Honecker geht – Krenz kommt

Honecker geht – Krenz kommt

18. Oktober 1989: Das Zentralkomitee der SED gibt den Rücktritt von Staats- und Parteichef Erich Honecker bekannt. Die Bevölkerung reagiert nicht mit einem Jubelschrei. Denn noch am selben Tag schlägt Honecker Egon Krenz als seinen Nachfolger vor. Und die Menschen haben noch sehr genau im Ohr, was Krenz im Juni ‘89 zur blutigen Niederschlagung des Aufstandes in Peking gesagt hat: Es sei „etwas getan worden, um die Ordnung wiederherzustellen“.

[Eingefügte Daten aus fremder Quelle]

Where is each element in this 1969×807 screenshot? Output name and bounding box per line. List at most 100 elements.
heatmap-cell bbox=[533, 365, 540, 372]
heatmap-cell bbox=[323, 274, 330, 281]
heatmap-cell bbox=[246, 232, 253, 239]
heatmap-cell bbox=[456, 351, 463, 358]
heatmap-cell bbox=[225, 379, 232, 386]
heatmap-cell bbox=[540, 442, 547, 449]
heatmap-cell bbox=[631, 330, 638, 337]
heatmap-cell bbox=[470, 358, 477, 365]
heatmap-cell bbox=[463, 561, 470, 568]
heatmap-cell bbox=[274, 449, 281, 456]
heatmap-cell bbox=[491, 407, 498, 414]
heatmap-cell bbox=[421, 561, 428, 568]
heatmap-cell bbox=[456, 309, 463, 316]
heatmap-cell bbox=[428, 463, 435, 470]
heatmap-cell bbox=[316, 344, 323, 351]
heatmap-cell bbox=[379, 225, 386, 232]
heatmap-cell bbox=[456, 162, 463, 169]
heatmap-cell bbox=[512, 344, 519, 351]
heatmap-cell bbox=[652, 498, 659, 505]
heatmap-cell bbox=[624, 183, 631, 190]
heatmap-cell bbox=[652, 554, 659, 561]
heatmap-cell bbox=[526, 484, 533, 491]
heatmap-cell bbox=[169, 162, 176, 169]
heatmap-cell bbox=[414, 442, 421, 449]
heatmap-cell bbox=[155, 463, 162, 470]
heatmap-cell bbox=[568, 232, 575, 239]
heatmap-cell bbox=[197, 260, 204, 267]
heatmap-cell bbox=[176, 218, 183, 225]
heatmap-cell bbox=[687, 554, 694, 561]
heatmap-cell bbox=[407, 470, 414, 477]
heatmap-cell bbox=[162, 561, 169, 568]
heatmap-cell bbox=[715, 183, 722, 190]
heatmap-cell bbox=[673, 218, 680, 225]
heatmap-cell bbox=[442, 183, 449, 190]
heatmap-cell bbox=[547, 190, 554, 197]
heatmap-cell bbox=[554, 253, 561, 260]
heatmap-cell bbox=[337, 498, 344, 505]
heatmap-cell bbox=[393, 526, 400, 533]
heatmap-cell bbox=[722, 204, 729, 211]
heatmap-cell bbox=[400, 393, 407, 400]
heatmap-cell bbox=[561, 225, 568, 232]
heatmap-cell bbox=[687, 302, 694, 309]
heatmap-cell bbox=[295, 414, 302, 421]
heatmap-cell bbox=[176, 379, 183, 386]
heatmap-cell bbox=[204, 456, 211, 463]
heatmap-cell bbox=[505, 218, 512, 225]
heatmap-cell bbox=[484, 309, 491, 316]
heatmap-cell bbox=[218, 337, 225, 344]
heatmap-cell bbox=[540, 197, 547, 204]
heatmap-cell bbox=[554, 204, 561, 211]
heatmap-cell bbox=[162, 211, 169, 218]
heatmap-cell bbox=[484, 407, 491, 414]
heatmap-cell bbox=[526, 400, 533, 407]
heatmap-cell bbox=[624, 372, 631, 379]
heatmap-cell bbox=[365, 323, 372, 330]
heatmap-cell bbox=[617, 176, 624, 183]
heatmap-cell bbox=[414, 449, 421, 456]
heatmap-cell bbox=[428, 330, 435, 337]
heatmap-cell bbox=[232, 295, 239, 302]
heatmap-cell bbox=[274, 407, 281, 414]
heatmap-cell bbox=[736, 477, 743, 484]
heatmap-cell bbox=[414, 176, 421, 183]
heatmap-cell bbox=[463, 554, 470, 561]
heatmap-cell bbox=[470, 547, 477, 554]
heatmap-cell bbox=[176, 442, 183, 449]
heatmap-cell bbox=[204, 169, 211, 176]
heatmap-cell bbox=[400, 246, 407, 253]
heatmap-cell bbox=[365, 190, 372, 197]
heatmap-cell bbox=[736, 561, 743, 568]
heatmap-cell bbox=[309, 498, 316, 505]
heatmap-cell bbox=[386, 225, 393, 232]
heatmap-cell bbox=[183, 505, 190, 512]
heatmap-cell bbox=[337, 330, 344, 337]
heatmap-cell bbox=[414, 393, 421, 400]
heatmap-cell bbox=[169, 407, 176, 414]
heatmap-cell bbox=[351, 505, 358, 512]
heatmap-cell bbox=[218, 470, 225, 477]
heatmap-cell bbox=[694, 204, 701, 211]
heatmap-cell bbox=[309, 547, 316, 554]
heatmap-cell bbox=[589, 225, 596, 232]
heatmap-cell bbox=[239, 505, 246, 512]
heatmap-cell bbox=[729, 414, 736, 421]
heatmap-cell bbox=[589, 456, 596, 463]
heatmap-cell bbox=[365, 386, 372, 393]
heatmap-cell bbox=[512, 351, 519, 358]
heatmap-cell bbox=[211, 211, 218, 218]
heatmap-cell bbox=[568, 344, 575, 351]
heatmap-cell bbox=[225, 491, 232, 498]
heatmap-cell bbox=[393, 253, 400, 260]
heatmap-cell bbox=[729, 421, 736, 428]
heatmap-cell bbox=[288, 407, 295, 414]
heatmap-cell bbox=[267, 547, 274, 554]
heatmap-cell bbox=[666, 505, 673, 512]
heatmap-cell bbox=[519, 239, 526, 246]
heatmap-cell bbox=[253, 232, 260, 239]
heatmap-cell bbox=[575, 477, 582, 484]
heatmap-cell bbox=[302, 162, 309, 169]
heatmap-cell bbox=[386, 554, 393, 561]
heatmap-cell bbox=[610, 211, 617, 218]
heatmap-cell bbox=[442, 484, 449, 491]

„Das ZK (Zentralkomitee) hat der Bitte Erich Honeckers entsprochen, ihn aus gesundheitlichen Gründen von der Funktion des Generalsekretärs, vom Amt des Staatsratsvorsitzenden und von der Funktion des Vorsitzenden des nationalen Verteidigungsrates der DDR zu entbinden.“ So die offizielle Erklärung zu Honeckers Rücktritt, die das Zentralkomitee am 18. Oktober 1989 bekannt gibt.

Tatsächlich geht Erich Honecker nicht freiwillig. Gegen seinen Willen hat das Zentralkomitee tags zuvor einstimmig seine Absetzung beschlossen. Der Druck der gesellschaftlichen Entwicklungen ist zu groß geworden. Man will ein Zeichen setzen und auch einen Sündenbock präsentieren. „Erich, es geht nicht mehr. Du musst gehen“, soll Ministerpräsident Willi Stoph am 17. Oktober im Politbüro gesagt haben. Stoph stellt den Antrag auf Abwahl. Als Honecker trotzdem zur Tagesordnung übergehen will, soll Mielke gedroht haben, falls Honecker nicht zurücktrete, werde er kompromittierende Informationen herausgeben, die er besitze.

Noch am Abend des 18. Oktober hält Krenz, Kronprinz und Vertrauter Honeckers, im DDR-Fernsehen eine einstündige Ansprache. Ehrhart Neubert beschreibt diesen Auftritt so: „Schon die ersten Worte der Rede des neuen SED-Generalsekretärs bestätigten, dass alter Saft in alte Schläuche abgefüllt worden war. Krenz redete die Menschen, die gerade dabei waren, sich ihre Rechte als Bürger zu erkämpfen, mit ‚liebe Genossen und Genossinnen‘ an.